IorekByrnison · 20/03/2008 14:58

Yes, Blu, to her child. That's the thing. Whether used as a compliment or not, it always carries an implication about the status of the person being described. And has anyone heard of an adult male being described as feisty?

Swedes · 20/03/2008 15:10

Feisty is polite speak for deranged. I think Heather Mills is feisty. Someone on another thread used bonkers to describe Heather Mills - to me bonkers suggests eccentricity and off the wallness. That isn't Heather Mills.

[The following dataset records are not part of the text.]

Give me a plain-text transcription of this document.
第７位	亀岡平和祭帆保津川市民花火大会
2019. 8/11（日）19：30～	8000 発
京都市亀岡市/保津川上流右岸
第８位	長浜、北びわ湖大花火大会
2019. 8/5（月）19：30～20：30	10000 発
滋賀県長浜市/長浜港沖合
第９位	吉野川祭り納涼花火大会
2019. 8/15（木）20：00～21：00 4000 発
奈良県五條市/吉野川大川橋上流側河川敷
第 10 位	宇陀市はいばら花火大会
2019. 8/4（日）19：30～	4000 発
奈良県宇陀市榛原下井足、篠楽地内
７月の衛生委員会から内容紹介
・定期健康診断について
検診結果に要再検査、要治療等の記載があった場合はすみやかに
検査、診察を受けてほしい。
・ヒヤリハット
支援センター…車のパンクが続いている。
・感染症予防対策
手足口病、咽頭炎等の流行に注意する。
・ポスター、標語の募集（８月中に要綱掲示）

WendyWeber · 20/03/2008 15:53

No it isn't!

And Heather Mills isn't either - she's aggressive, deluded, self-important and, yes, bonkers but she's not feisty!

Swedes · 20/03/2008 18:14

WendyW - LOL I should have prefixed my post For me feisty is ......

Bink · 20/03/2008 18:27

Somebody put a post somewhere else of a cut & pasted clinical definition of a narcissist

  • and there you go. Re HM. In a nutshell (seed pod? bulb? metaphor muddle)
unknownrebelbang · 20/03/2008 18:32

Oh nonononono, imvho, Heather Mills is not feisty.

FluffyMummy123 · 20/03/2008 18:33

Message withdrawn

Threadworm · 20/03/2008 18:33

I've always theought of feisty as a great word. Small and tough, punching above your weight.

scottishmummy · 20/03/2008 18:45

heather mills is curmudgeonly, and cantankerous not feisty in the least.and a total bampot

SirPaulMcCartney · 21/03/2008 02:11

Heather Mills is not feisty; she is mentalist.

SirPaulMcCartney · 21/03/2008 02:13

Yes threadie, like a teenie-weenie pygmy who is jolly brave. It's not really complementary, I suspect?

SirPaulMcCartney · 21/03/2008 02:14

Damn, forgot to change name back. So tell me, can you possibly guess who Sir Paul actually is?

Threadworm · 21/03/2008 07:10

I gather he was a member of some sort of boy band.